Just because most Americans opposed the effort to remove Clinton from office, does it mean the country now faces a "moral and spiritual crisis that threatens the very foundation of our free society," as potential GOP presidential candidate Steve Forbes suggested at a Christian Coalition gathering in New Hampshire last weekend?
There is, in fact, plenty of evidence to show that Americans are a moral people.
Violent crime is down. People are less likely to abuse alcohol and other drugs than they were 25 years ago. They are more likely to give to charity or do volunteer work. And with very few exceptions (and despite the "sexual revolution" of the 1960s and '70s), they remain faithful in marriage.
"The best estimates are that about 3 to 4 percent of currently married people have a sexual partner besides their spouse in a given year and about 15 to 17 percent of ever-married people have had a sexual partner other than their spouse while married," reports the National Opinion Research Center at the University of Chicago.
God as moral compass
Americans also are just as likely to believe in God and to attend church as they were several generations ago. "In 50 years the nation's social order has undergone rapid and profound transformations with little effect on measures of personal faith," reports the Gallup polling organization.
If anything, Americans are becoming more concerned about moral and ethical issues. The Center for Gender Equality reported last week a "significant shift" in the attitude of American women toward religion and politics.
Among the center's findings: "Seventy-five percent of US women now say religion is very important in their lives, up from 69 percent two years ago.... Half of women now say it would be better for politicians to be guided by religious values [46 percent], while an equal number [46 percent] say religion and politics shouldn't mix.
"This is a significant shift from just six years ago, when women were twice as likely to think religion and politics should not mix [63 percent] as to hold the alternative view [32 percent]."
Those who conducted the survey see a connection with today's events in Washington.
"When other issues are off-kilter - the national debate on the behavior of the national leadership that's going on - people may decide to return to a more moral footing than the national leadership," said Faye Wattleton, president of the center, based in New York.
Pragmatic view
At the same time, according to research done by Gallup, Americans often tend to take a pragmatic view of sexual misconduct as it relates to the need for strong moral leadership.

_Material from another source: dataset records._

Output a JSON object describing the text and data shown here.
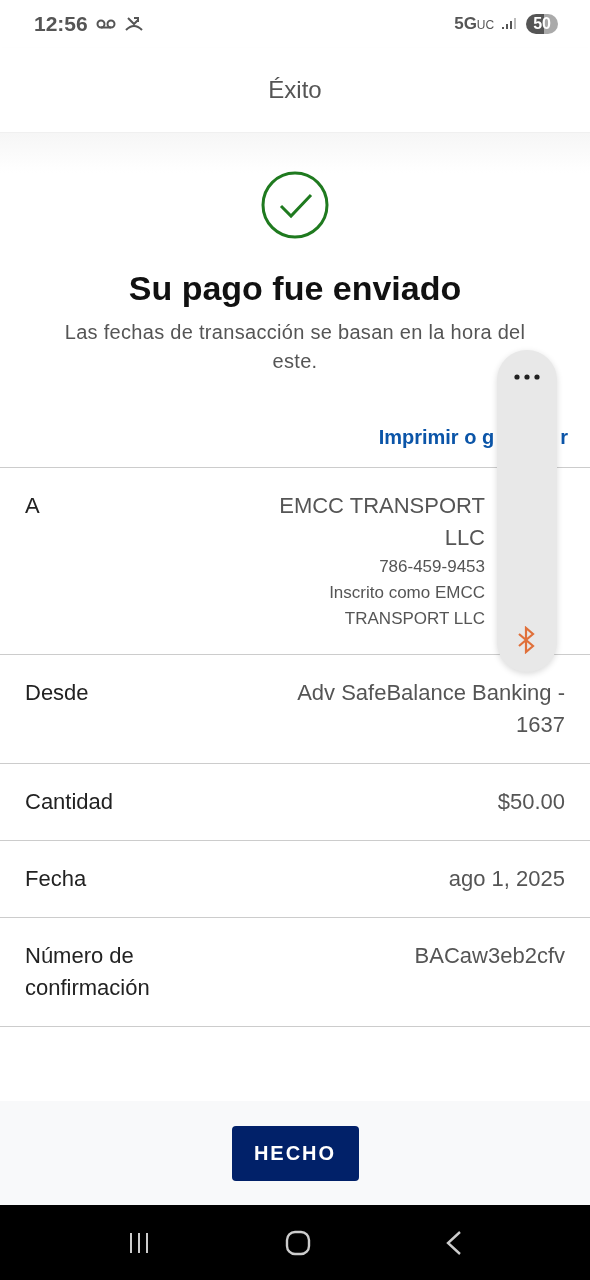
{
  "status_bar": {
    "time": "12:56",
    "network": "5G",
    "network_suffix": "UC",
    "battery": "50"
  },
  "header": {
    "title": "Éxito"
  },
  "success": {
    "heading": "Su pago fue enviado",
    "note": "Las fechas de transacción se basan en la hora del este."
  },
  "print_link": {
    "start": "Imprimir o g",
    "end": "r"
  },
  "details": [
    {
      "label": "A",
      "value": "EMCC TRANSPORT LLC",
      "extra": [
        "786-459-9453",
        "Inscrito como EMCC TRANSPORT LLC"
      ]
    },
    {
      "label": "Desde",
      "value": "Adv SafeBalance Banking - 1637"
    },
    {
      "label": "Cantidad",
      "value": "$50.00"
    },
    {
      "label": "Fecha",
      "value": "ago 1, 2025"
    },
    {
      "label": "Número de confirmación",
      "value": "BACaw3eb2cfv"
    }
  ],
  "done_button": "HECHO"
}
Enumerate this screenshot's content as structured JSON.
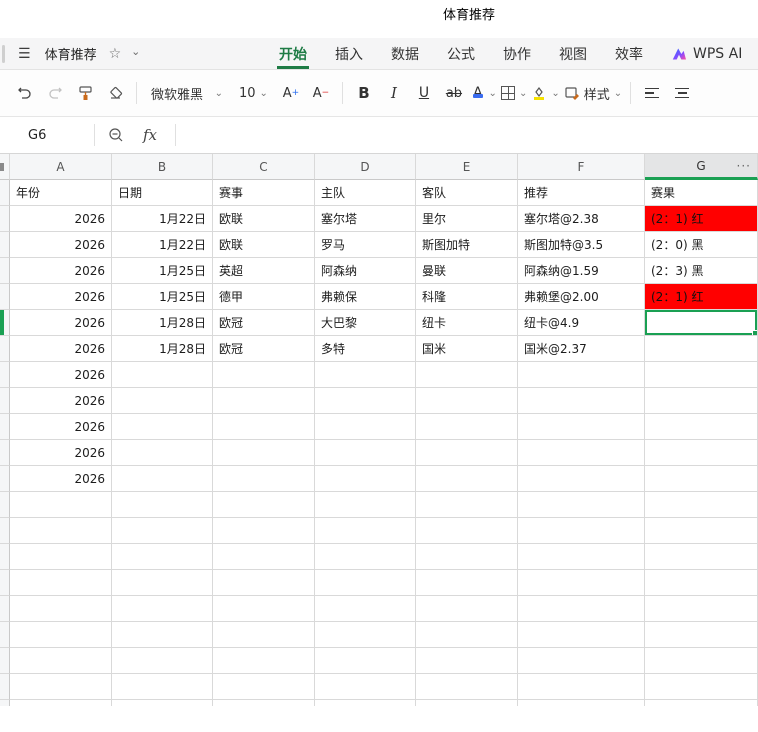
{
  "window": {
    "title": "体育推荐"
  },
  "nav": {
    "doc_name": "体育推荐",
    "tabs": [
      {
        "label": "开始",
        "active": true
      },
      {
        "label": "插入",
        "active": false
      },
      {
        "label": "数据",
        "active": false
      },
      {
        "label": "公式",
        "active": false
      },
      {
        "label": "协作",
        "active": false
      },
      {
        "label": "视图",
        "active": false
      },
      {
        "label": "效率",
        "active": false
      },
      {
        "label": "WPS AI",
        "active": false,
        "logo": true
      }
    ]
  },
  "toolbar": {
    "font_name": "微软雅黑",
    "font_size": "10",
    "bold_label": "B",
    "italic_label": "I",
    "underline_label": "U",
    "strikethrough_label": "ab",
    "font_color_label": "A",
    "styles_label": "样式"
  },
  "formula_bar": {
    "cell_ref": "G6",
    "fx_label": "fx"
  },
  "sheet": {
    "column_headers": [
      "A",
      "B",
      "C",
      "D",
      "E",
      "F",
      "G"
    ],
    "more_label": "···",
    "selected_column": "G",
    "selected_row": 6,
    "rows": [
      [
        "年份",
        "日期",
        "赛事",
        "主队",
        "客队",
        "推荐",
        "赛果"
      ],
      [
        "2026",
        "1月22日",
        "欧联",
        "塞尔塔",
        "里尔",
        "塞尔塔@2.38",
        "(2：1) 红"
      ],
      [
        "2026",
        "1月22日",
        "欧联",
        "罗马",
        "斯图加特",
        "斯图加特@3.5",
        "(2：0) 黑"
      ],
      [
        "2026",
        "1月25日",
        "英超",
        "阿森纳",
        "曼联",
        "阿森纳@1.59",
        "(2：3) 黑"
      ],
      [
        "2026",
        "1月25日",
        "德甲",
        "弗赖保",
        "科隆",
        "弗赖堡@2.00",
        "(2：1) 红"
      ],
      [
        "2026",
        "1月28日",
        "欧冠",
        "大巴黎",
        "纽卡",
        "纽卡@4.9",
        ""
      ],
      [
        "2026",
        "1月28日",
        "欧冠",
        "多特",
        "国米",
        "国米@2.37",
        ""
      ],
      [
        "2026",
        "",
        "",
        "",
        "",
        "",
        ""
      ],
      [
        "2026",
        "",
        "",
        "",
        "",
        "",
        ""
      ],
      [
        "2026",
        "",
        "",
        "",
        "",
        "",
        ""
      ],
      [
        "2026",
        "",
        "",
        "",
        "",
        "",
        ""
      ],
      [
        "2026",
        "",
        "",
        "",
        "",
        "",
        ""
      ]
    ],
    "red_cells": [
      [
        1,
        6
      ],
      [
        4,
        6
      ]
    ],
    "trailing_empty_rows": 9
  },
  "colors": {
    "accent_green": "#1e7b45",
    "selection_green": "#1aa053",
    "result_red": "#ff0000",
    "fill_yellow": "#f5e100",
    "font_color_blue": "#3a6cf0"
  }
}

They are more concerned about whether a presidential candidate is an alcoholic, has a gambling problem, uses drugs, or has a pattern of not paying debts.
Then, too, there is a sense that the kind of transgressions that Clinton now admits to - having an affair and lying about it - are no doubt wrong but also forgivable (though his critics would say that lying under oath and obstructing justice are serious offenses).
Many Americans, in other words, apparently agree with potential presidential candidate Elizabeth Hanford Dole, who addressed the Greater Manchester Chamber of Commerce in New Hampshire this week: "In my church, I learned to serve rather than stand in judgment."
As the impeachment story winds down, it's also clear that many Americans are taking this opportunity "to question our own moral fiber," as Armstrong Williams puts it.
"It's time to gather our children, spouses, friends, and neighbors to discuss what this story is really about," wrote Seth Eisenberg of Pembroke Pines, Fla., whose letter recently ran in the Sun-Sentinel in Fort Lauderdale.
"It's time for each of us to take personal responsibility to learn why love and marriage fails, and how to make it work," Mr. Eisenberg's letter continued. "It's about realizing that with one finger pointing at the president, the other three are pointing at each of us."